Num segundo momento, na posição depressiva, a compreensão de que existe um objeto inteiro com partes boas e más se dá e a criança vivencia a culpa pelo ódio que sentiu, e ainda sente, em relação ao objeto amado. Esse avanço é imprescindível para emergir a capacidade de reparação. Adultos que não têm essa posição bem internalizada tendem a persistir na cisão dos objetos ou situações, reforçando sua angústia persecutória de que tudo e todos estão contra eles. Eles tampouco conseguem admitir sua culpa nos seus fracassos, sendo-lhes muito difícil o movimento de reparação dos seus erros. O amor pelo objeto percebido na sua totalidade, faz com que se tolere a culpa por odiá-lo em alguns momentos, sabendo-se que se é capaz de reparar possíveis danos causados ao mesmo.
Mesmo enfatizando a relação dual da mãe com o bebê, até porque este é o objetivo desta discussão, vale salientar que o pai tem um papel fundamental nesta relação e na estruturação do psiquismo do sujeito. Ele é importante desde o início, primeiro no apoio dado à mãe para que esta desenvolva uma relação tranqüila com seu bebê e depois será fundamental no deslocamento da relação dual mãe - filho para uma relação triangular mãe – pai – filho. Ele é um outro objeto de investimento da mãe para que ela deixe espaço para a experiência de frustração na criança e esta vivencie a interdição. A triangulação edípica é um marco na história do desenvolvimento libidinal do ser humano, quando um complexo de experiências, sentimentos e conflitos são vividos e elaborados. Como resultado desta fase há o direcionamento da identidade do sujeito e de sua personalidade. No entanto, infelizmente, foge ao nosso tema e ao nosso tempo, uma discussão pertinente sobre este assunto de tamanha riqueza.

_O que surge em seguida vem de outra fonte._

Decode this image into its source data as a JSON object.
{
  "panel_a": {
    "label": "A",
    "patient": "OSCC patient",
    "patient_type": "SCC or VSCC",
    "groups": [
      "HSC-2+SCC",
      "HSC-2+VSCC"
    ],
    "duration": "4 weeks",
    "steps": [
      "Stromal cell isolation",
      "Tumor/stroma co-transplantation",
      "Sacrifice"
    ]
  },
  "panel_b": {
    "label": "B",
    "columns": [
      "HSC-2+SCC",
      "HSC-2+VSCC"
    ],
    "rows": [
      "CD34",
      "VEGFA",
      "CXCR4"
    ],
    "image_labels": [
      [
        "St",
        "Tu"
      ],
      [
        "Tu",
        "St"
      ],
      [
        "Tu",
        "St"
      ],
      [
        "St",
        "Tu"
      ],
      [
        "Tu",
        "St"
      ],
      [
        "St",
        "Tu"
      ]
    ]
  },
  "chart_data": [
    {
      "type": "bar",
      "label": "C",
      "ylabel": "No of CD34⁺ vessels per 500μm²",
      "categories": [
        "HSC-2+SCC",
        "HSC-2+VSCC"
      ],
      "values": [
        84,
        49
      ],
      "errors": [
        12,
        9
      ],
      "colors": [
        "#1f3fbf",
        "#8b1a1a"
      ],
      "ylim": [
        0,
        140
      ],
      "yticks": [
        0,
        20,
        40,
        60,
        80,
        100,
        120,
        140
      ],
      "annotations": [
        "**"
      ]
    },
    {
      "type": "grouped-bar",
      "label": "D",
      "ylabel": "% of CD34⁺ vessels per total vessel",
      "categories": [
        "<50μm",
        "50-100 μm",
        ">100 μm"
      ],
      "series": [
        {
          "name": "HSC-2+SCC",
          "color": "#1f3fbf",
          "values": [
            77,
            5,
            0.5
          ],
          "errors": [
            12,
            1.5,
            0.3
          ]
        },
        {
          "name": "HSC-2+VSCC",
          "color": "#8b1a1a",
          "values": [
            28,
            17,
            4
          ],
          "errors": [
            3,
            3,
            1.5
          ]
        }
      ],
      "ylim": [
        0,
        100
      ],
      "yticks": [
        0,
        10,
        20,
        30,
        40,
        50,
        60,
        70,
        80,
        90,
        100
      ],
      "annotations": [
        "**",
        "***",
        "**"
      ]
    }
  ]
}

Para finalizar, gostaria de enfatizar que não existe uma forma específica de constituição do ser, pois a história de cada um é única e se rearranja de maneira ímpar em cada indivíduo. O psiquismo do homem se forma e se mantém justamente para poder lidar com essa gama de possibilidades que a pulsão nos coloca. Assim como não há uma forma fixa de estruturação, não existe uma rigidez absoluta criada pelas relações iniciais do indivíduo. As histórias individuais podem ser reeditadas, restauradas, reorganizadas de maneira a proporcionar uma vida mais inteira e menos sofrida. É a isso que a Psicanálise se propõe.
Ana Cláudia Zuanella
Psicanalista
Membro Titular e Didata da Sociedade Psicanalítica do Recife
Mestranda em Psicanálise pela Universidade Católica de Pernambuco
data de publicação: 14/03/2014
[1]Trabalho apresentado na mesa-redonda do I Congresso IMIP de Saúde Integral, Recife-PE, novembro de 2007.
[2] Aqui, e todas as vezes que me referir à mãe, estarei falando da função materna a qual pode ser desempenhada também por outra pessoa que cuide da criança.
[3]Winnicott, D.W. – O ambiente e os processos de maturação. Artes Médicas, Porto Alegre, 1983.